Basing a movie on a top 40 hit song is probably not a great idea. Basing it on a bad top 40 hit song is an even worse one and Convoy, based on the song of the same name by C.W. McCall must have been a pay cheque movie for Peckinpah.  

Rushed into production to capitalize on the CB radio fad that had worked so well for Smoky And The Bandit (1977) and the sex symbol status of Kris Kristofferson who had had a hit with Barbra Streisand in A Star Is Born (1976) and who spends a good deal of the movie stripped to the waste, no amount of Peckinpah’s trade mark slo-mo and big explosions or the infusion of populist politics can hide the fact that, frankly, the movie is rubbish, the sort of thing that would have shown at the drive-in to much honking and bonking in its day.

Playing the romantic interest, Ali McGraw looks decidedly ropy so unless you’ve got a thing for Kristofferson or big trucks Convoy is a complete waste of time.
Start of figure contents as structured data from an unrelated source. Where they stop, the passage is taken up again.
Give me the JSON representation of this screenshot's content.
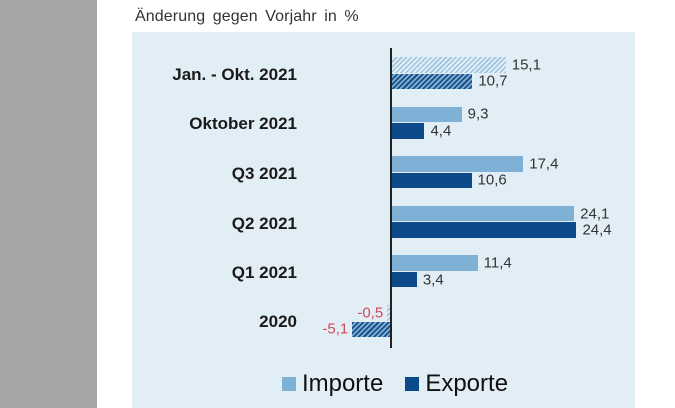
{
  "chart_data": {
    "type": "bar",
    "orientation": "horizontal",
    "title": "",
    "subtitle": "Änderung gegen Vorjahr in %",
    "xlabel": "",
    "ylabel": "",
    "categories": [
      "Jan. - Okt. 2021",
      "Oktober 2021",
      "Q3 2021",
      "Q2 2021",
      "Q1 2021",
      "2020"
    ],
    "series": [
      {
        "name": "Importe",
        "color": "#7fb0d6",
        "values": [
          15.1,
          9.3,
          17.4,
          24.1,
          11.4,
          -0.5
        ],
        "labels": [
          "15,1",
          "9,3",
          "17,4",
          "24,1",
          "11,4",
          "-0,5"
        ]
      },
      {
        "name": "Exporte",
        "color": "#0d4a8a",
        "values": [
          10.7,
          4.4,
          10.6,
          24.4,
          3.4,
          -5.1
        ],
        "labels": [
          "10,7",
          "4,4",
          "10,6",
          "24,4",
          "3,4",
          "-5,1"
        ]
      }
    ],
    "hatched_categories": [
      "Jan. - Okt. 2021",
      "2020"
    ],
    "negative_label_color": "#d2495c",
    "legend_position": "bottom",
    "grid": false,
    "xlim": [
      -8,
      30
    ]
  },
  "header": {
    "subtitle": "Änderung gegen Vorjahr in %"
  },
  "legend": {
    "items": [
      {
        "label": "Importe",
        "color": "#7fb0d6"
      },
      {
        "label": "Exporte",
        "color": "#0d4a8a"
      }
    ]
  }
}
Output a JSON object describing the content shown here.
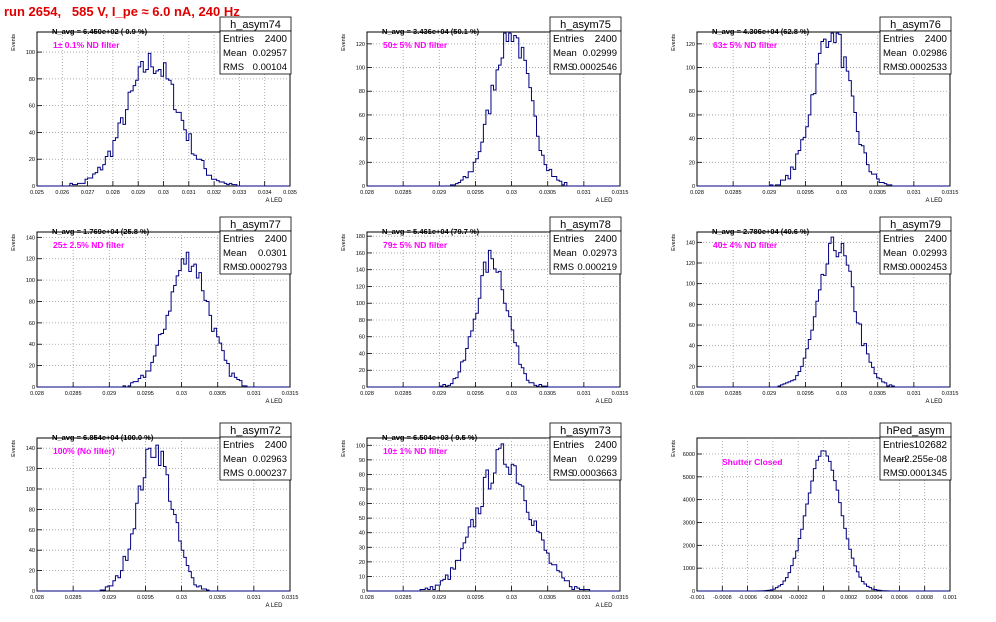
{
  "run_title": "run 2654,   585 V, I_pe ≈ 6.0 nA, 240 Hz",
  "colors": {
    "hist": "#000080",
    "note": "#ff00ff",
    "title": "#e00000",
    "grid": "#9a9a9a"
  },
  "chart_data": [
    {
      "type": "histogram",
      "name": "h_asym74",
      "ylabel": "Events",
      "xlabel": "A_LED",
      "navg": "N_avg = 6.450e+02 ( 0.9 %)",
      "note": "1± 0.1% ND filter",
      "stats": [
        [
          "Entries",
          "2400"
        ],
        [
          "Mean",
          "0.02957"
        ],
        [
          "RMS",
          "0.00104"
        ]
      ],
      "xlim": [
        0.025,
        0.035
      ],
      "ylim": [
        0,
        115
      ],
      "xticks": [
        0.025,
        0.026,
        0.027,
        0.028,
        0.029,
        0.03,
        0.031,
        0.032,
        0.033,
        0.034,
        0.035
      ],
      "xticklabels": [
        "0.025",
        "0.026",
        "0.027",
        "0.028",
        "0.029",
        "0.03",
        "0.031",
        "0.032",
        "0.033",
        "0.034",
        "0.035"
      ],
      "yticks": [
        0,
        20,
        40,
        60,
        80,
        100
      ],
      "mean": 0.02957,
      "rms": 0.00104,
      "entries": 2400
    },
    {
      "type": "histogram",
      "name": "h_asym75",
      "ylabel": "Events",
      "xlabel": "A_LED",
      "navg": "N_avg = 3.436e+04 (50.1 %)",
      "note": "50± 5% ND filter",
      "stats": [
        [
          "Entries",
          "2400"
        ],
        [
          "Mean",
          "0.02999"
        ],
        [
          "RMS",
          "0.0002546"
        ]
      ],
      "xlim": [
        0.028,
        0.0315
      ],
      "ylim": [
        0,
        130
      ],
      "xticks": [
        0.028,
        0.0285,
        0.029,
        0.0295,
        0.03,
        0.0305,
        0.031,
        0.0315
      ],
      "xticklabels": [
        "0.028",
        "0.0285",
        "0.029",
        "0.0295",
        "0.03",
        "0.0305",
        "0.031",
        "0.0315"
      ],
      "yticks": [
        0,
        20,
        40,
        60,
        80,
        100,
        120
      ],
      "mean": 0.02999,
      "rms": 0.0002546,
      "entries": 2400
    },
    {
      "type": "histogram",
      "name": "h_asym76",
      "ylabel": "Events",
      "xlabel": "A_LED",
      "navg": "N_avg = 4.306e+04 (62.8 %)",
      "note": "63± 5% ND filter",
      "stats": [
        [
          "Entries",
          "2400"
        ],
        [
          "Mean",
          "0.02986"
        ],
        [
          "RMS",
          "0.0002533"
        ]
      ],
      "xlim": [
        0.028,
        0.0315
      ],
      "ylim": [
        0,
        130
      ],
      "xticks": [
        0.028,
        0.0285,
        0.029,
        0.0295,
        0.03,
        0.0305,
        0.031,
        0.0315
      ],
      "xticklabels": [
        "0.028",
        "0.0285",
        "0.029",
        "0.0295",
        "0.03",
        "0.0305",
        "0.031",
        "0.0315"
      ],
      "yticks": [
        0,
        20,
        40,
        60,
        80,
        100,
        120
      ],
      "mean": 0.02986,
      "rms": 0.0002533,
      "entries": 2400
    },
    {
      "type": "histogram",
      "name": "h_asym77",
      "ylabel": "Events",
      "xlabel": "A_LED",
      "navg": "N_avg = 1.769e+04 (25.8 %)",
      "note": "25± 2.5% ND filter",
      "stats": [
        [
          "Entries",
          "2400"
        ],
        [
          "Mean",
          "0.0301"
        ],
        [
          "RMS",
          "0.0002793"
        ]
      ],
      "xlim": [
        0.028,
        0.0315
      ],
      "ylim": [
        0,
        145
      ],
      "xticks": [
        0.028,
        0.0285,
        0.029,
        0.0295,
        0.03,
        0.0305,
        0.031,
        0.0315
      ],
      "xticklabels": [
        "0.028",
        "0.0285",
        "0.029",
        "0.0295",
        "0.03",
        "0.0305",
        "0.031",
        "0.0315"
      ],
      "yticks": [
        0,
        20,
        40,
        60,
        80,
        100,
        120,
        140
      ],
      "mean": 0.0301,
      "rms": 0.0002793,
      "entries": 2400
    },
    {
      "type": "histogram",
      "name": "h_asym78",
      "ylabel": "Events",
      "xlabel": "A_LED",
      "navg": "N_avg = 5.461e+04 (79.7 %)",
      "note": "79± 5% ND filter",
      "stats": [
        [
          "Entries",
          "2400"
        ],
        [
          "Mean",
          "0.02973"
        ],
        [
          "RMS",
          "0.000219"
        ]
      ],
      "xlim": [
        0.028,
        0.0315
      ],
      "ylim": [
        0,
        185
      ],
      "xticks": [
        0.028,
        0.0285,
        0.029,
        0.0295,
        0.03,
        0.0305,
        0.031,
        0.0315
      ],
      "xticklabels": [
        "0.028",
        "0.0285",
        "0.029",
        "0.0295",
        "0.03",
        "0.0305",
        "0.031",
        "0.0315"
      ],
      "yticks": [
        0,
        20,
        40,
        60,
        80,
        100,
        120,
        140,
        160,
        180
      ],
      "mean": 0.02973,
      "rms": 0.000219,
      "entries": 2400
    },
    {
      "type": "histogram",
      "name": "h_asym79",
      "ylabel": "Events",
      "xlabel": "A_LED",
      "navg": "N_avg = 2.780e+04 (40.6 %)",
      "note": "40± 4% ND filter",
      "stats": [
        [
          "Entries",
          "2400"
        ],
        [
          "Mean",
          "0.02993"
        ],
        [
          "RMS",
          "0.0002453"
        ]
      ],
      "xlim": [
        0.028,
        0.0315
      ],
      "ylim": [
        0,
        150
      ],
      "xticks": [
        0.028,
        0.0285,
        0.029,
        0.0295,
        0.03,
        0.0305,
        0.031,
        0.0315
      ],
      "xticklabels": [
        "0.028",
        "0.0285",
        "0.029",
        "0.0295",
        "0.03",
        "0.0305",
        "0.031",
        "0.0315"
      ],
      "yticks": [
        0,
        20,
        40,
        60,
        80,
        100,
        120,
        140
      ],
      "mean": 0.02993,
      "rms": 0.0002453,
      "entries": 2400
    },
    {
      "type": "histogram",
      "name": "h_asym72",
      "ylabel": "Events",
      "xlabel": "A_LED",
      "navg": "N_avg = 6.854e+04 (100.0 %)",
      "note": "100% (No filter)",
      "stats": [
        [
          "Entries",
          "2400"
        ],
        [
          "Mean",
          "0.02963"
        ],
        [
          "RMS",
          "0.000237"
        ]
      ],
      "xlim": [
        0.028,
        0.0315
      ],
      "ylim": [
        0,
        150
      ],
      "xticks": [
        0.028,
        0.0285,
        0.029,
        0.0295,
        0.03,
        0.0305,
        0.031,
        0.0315
      ],
      "xticklabels": [
        "0.028",
        "0.0285",
        "0.029",
        "0.0295",
        "0.03",
        "0.0305",
        "0.031",
        "0.0315"
      ],
      "yticks": [
        0,
        20,
        40,
        60,
        80,
        100,
        120,
        140
      ],
      "mean": 0.02963,
      "rms": 0.000237,
      "entries": 2400
    },
    {
      "type": "histogram",
      "name": "h_asym73",
      "ylabel": "Events",
      "xlabel": "A_LED",
      "navg": "N_avg = 6.504e+03 ( 9.5 %)",
      "note": "10± 1% ND filter",
      "stats": [
        [
          "Entries",
          "2400"
        ],
        [
          "Mean",
          "0.0299"
        ],
        [
          "RMS",
          "0.0003663"
        ]
      ],
      "xlim": [
        0.028,
        0.0315
      ],
      "ylim": [
        0,
        105
      ],
      "xticks": [
        0.028,
        0.0285,
        0.029,
        0.0295,
        0.03,
        0.0305,
        0.031,
        0.0315
      ],
      "xticklabels": [
        "0.028",
        "0.0285",
        "0.029",
        "0.0295",
        "0.03",
        "0.0305",
        "0.031",
        "0.0315"
      ],
      "yticks": [
        0,
        10,
        20,
        30,
        40,
        50,
        60,
        70,
        80,
        90,
        100
      ],
      "mean": 0.0299,
      "rms": 0.0003663,
      "entries": 2400
    },
    {
      "type": "histogram",
      "name": "hPed_asym",
      "ylabel": "Events",
      "xlabel": "",
      "navg": "",
      "note": "Shutter Closed",
      "stats": [
        [
          "Entries",
          "102682"
        ],
        [
          "Mean",
          "-2.255e-08"
        ],
        [
          "RMS",
          "0.0001345"
        ]
      ],
      "xlim": [
        -0.001,
        0.001
      ],
      "ylim": [
        0,
        6700
      ],
      "xticks": [
        -0.001,
        -0.0008,
        -0.0006,
        -0.0004,
        -0.0002,
        0,
        0.0002,
        0.0004,
        0.0006,
        0.0008,
        0.001
      ],
      "xticklabels": [
        "-0.001",
        "-0.0008",
        "-0.0006",
        "-0.0004",
        "-0.0002",
        "0",
        "0.0002",
        "0.0004",
        "0.0006",
        "0.0008",
        "0.001"
      ],
      "yticks": [
        0,
        1000,
        2000,
        3000,
        4000,
        5000,
        6000
      ],
      "mean": 0,
      "rms": 0.0001345,
      "entries": 102682
    }
  ]
}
FYI: The song had been written in 1974 by Bill Fries (aka C.W. McCall) for a series of bread commercials, and the result was a popular trend with CB radios and trucker lingo. Fries rewrote the song’s lyrics to better match the film plot but by the time the movie went into production in 1977, the trend had already faded. The duck on the hood of Rubber Duck's Mack truck was later used in Quentin Tarantino's Death Proof (2007) as the hood ornament on Stuntman Mike's hot-rod.